Coresets Meet EDCS: Algorithms for Matching and Vertex Cover on Massive Graphs

Aaron Bernstein
Cliff Stein
Sepehr Assadi
Proceedings of the Thirtieth Annual ACM-SIAM Symposium on Discrete Algorithms (SODA), SIAM (2019), pp. 1616-1635

Abstract

Maximum matching and minimum vertex cover are among the most fundamental graph optimization problems. Recently, randomized composable coresets were introduced as an effective technique for solving these problems in various models of computation on massive graphs. In this technique, one partitions the edges of an input graph randomly into multiple pieces, compresses each piece into a smaller subgraph, namely a coreset, and solves the problem on the union of these coresets to find the final solution. By designing small size randomized composable coresets, one can obtain efficient algorithms, in a black-box way, in multiple computational models including streaming, distributed communication, and the massively parallel computation (MPC) model. We develop randomized composable coresets of size Oe(n) that for any constant ε > 0, give a (3/2 + ε)-approximation to matching and a (3 + ε)-approximation to vertex cover. Our coresets improve upon the previously best approximation ratio of O(1) for matching and O(log n) for vertex cover. Most notably, our result for matching goes beyond a 2-approximation, which is a natural barrier for maximum matching in many models of computation. Our coresets lead to improved algorithms for the simultaneous communication model with randomly partitioned input, the streaming model when the input arrives in a random order, and the MPC model with O~(n√n) memory per machine and only two MPC rounds. Furthermore, inspired by the recent work of Czumaj et al. (arXiv 2017), we study algorithms for matching and vertex cover in the MPC model with only Oe(n) memory per machine.
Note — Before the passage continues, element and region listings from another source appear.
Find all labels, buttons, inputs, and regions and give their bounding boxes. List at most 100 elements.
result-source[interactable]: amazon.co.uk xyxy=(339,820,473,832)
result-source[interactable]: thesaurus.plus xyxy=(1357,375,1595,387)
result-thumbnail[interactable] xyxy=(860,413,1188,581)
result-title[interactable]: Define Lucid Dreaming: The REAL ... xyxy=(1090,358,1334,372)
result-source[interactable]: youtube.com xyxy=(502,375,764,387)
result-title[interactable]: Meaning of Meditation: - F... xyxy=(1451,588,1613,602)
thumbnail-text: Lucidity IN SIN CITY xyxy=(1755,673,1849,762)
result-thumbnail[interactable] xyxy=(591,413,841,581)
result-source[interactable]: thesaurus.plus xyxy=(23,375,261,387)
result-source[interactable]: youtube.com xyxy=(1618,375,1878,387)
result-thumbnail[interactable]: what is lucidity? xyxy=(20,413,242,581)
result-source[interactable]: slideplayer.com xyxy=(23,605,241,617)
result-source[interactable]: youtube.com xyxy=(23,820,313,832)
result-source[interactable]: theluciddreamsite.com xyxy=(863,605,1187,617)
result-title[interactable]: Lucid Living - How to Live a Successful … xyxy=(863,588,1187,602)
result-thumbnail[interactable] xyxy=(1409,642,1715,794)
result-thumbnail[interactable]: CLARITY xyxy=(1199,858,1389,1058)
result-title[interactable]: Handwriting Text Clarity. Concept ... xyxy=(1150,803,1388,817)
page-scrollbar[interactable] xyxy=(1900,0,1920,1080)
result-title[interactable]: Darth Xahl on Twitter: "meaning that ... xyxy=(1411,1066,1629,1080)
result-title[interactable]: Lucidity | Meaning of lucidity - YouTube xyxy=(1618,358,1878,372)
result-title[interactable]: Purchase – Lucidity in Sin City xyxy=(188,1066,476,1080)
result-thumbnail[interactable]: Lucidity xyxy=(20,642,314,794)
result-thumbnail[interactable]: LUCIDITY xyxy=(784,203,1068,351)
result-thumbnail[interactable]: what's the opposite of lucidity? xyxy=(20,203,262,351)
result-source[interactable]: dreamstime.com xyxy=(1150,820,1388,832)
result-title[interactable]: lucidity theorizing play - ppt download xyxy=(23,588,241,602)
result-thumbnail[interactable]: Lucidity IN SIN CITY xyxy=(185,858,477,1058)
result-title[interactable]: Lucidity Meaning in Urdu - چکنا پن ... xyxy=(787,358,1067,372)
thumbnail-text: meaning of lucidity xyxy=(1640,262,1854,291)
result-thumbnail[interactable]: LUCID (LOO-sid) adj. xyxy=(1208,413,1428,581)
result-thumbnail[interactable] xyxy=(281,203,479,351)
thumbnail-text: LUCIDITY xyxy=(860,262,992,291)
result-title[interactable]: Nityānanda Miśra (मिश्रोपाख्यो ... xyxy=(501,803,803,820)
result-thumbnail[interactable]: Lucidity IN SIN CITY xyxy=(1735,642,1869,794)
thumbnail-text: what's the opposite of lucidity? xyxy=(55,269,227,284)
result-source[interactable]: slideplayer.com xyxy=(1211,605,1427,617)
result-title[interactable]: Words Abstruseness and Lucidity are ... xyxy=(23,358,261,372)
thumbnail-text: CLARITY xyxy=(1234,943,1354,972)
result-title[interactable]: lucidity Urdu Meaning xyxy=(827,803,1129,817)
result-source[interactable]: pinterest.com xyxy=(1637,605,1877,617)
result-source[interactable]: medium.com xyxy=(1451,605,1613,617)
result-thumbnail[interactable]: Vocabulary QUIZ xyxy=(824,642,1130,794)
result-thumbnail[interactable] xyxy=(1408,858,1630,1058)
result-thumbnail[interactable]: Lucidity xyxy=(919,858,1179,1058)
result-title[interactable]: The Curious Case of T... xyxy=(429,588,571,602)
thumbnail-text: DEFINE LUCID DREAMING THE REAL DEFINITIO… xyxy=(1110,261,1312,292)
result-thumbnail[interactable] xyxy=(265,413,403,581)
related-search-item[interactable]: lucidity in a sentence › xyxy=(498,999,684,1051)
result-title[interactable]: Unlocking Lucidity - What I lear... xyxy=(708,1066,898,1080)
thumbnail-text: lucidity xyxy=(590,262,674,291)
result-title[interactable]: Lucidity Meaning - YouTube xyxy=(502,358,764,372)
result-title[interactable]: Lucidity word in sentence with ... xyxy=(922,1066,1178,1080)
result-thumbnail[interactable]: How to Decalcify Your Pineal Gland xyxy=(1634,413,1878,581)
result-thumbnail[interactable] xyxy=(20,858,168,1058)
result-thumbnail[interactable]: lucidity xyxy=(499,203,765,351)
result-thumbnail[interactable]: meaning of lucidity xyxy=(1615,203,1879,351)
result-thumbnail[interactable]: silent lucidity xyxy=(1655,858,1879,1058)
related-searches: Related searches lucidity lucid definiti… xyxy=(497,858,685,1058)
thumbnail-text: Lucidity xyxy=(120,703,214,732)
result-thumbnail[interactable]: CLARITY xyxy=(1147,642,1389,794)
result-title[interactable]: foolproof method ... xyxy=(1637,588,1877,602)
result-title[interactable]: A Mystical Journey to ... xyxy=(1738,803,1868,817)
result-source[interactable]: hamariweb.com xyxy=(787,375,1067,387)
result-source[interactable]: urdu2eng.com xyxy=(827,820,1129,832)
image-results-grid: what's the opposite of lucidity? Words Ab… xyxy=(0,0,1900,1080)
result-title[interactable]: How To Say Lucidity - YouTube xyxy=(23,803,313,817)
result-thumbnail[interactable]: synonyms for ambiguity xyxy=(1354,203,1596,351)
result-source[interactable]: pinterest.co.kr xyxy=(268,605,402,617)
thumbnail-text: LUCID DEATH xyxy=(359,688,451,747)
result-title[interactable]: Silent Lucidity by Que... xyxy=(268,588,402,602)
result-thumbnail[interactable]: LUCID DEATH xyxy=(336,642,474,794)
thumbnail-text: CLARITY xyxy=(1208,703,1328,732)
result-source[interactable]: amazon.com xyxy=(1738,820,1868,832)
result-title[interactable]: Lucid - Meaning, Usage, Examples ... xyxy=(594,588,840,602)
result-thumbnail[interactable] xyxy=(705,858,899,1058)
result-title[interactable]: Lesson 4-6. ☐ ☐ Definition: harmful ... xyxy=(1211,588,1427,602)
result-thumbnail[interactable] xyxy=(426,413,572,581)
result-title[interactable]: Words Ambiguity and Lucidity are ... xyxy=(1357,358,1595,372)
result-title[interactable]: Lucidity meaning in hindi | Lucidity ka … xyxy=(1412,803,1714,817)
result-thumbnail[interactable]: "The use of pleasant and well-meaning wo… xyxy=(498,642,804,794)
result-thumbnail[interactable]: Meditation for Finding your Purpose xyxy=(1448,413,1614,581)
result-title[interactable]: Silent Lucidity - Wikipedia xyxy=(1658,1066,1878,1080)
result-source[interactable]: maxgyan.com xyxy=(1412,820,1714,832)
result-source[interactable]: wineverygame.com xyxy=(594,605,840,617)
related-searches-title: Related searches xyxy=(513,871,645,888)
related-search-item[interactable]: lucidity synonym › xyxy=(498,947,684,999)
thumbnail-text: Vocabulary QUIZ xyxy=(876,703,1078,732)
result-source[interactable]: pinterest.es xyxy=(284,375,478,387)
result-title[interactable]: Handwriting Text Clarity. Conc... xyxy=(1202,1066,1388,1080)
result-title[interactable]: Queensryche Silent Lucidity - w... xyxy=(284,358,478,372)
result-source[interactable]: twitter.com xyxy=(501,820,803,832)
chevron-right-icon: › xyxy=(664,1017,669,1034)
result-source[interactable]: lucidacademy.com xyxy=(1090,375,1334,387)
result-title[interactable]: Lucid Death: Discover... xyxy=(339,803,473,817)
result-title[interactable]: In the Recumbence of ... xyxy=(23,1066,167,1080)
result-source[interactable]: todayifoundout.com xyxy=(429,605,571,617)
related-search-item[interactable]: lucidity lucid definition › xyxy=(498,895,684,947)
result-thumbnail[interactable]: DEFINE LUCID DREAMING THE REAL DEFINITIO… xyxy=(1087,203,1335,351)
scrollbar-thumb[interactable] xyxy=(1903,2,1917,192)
Building on our coreset constructions, we develop parallel algorithms that give an O(1)-approximation to both matching and vertex cover in only O(log log n) MPC rounds and O~(n) memory per machine. We further improve the approximation ratio of our matching algorithm to (1 + ε) for any constant ε > 0. Our results settle multiple open questions posed by Czumaj et al. A key technical ingredient of our paper is a novel application of edge degree constrained subgraphs (EDCS) that were previously introduced in the context of maintaining matchings in dynamic graphs. At the heart of our proofs are new structural properties of EDCS that identify these subgraphs as sparse certificates for large matchings and small vertex covers which are quite robust to sampling and composition.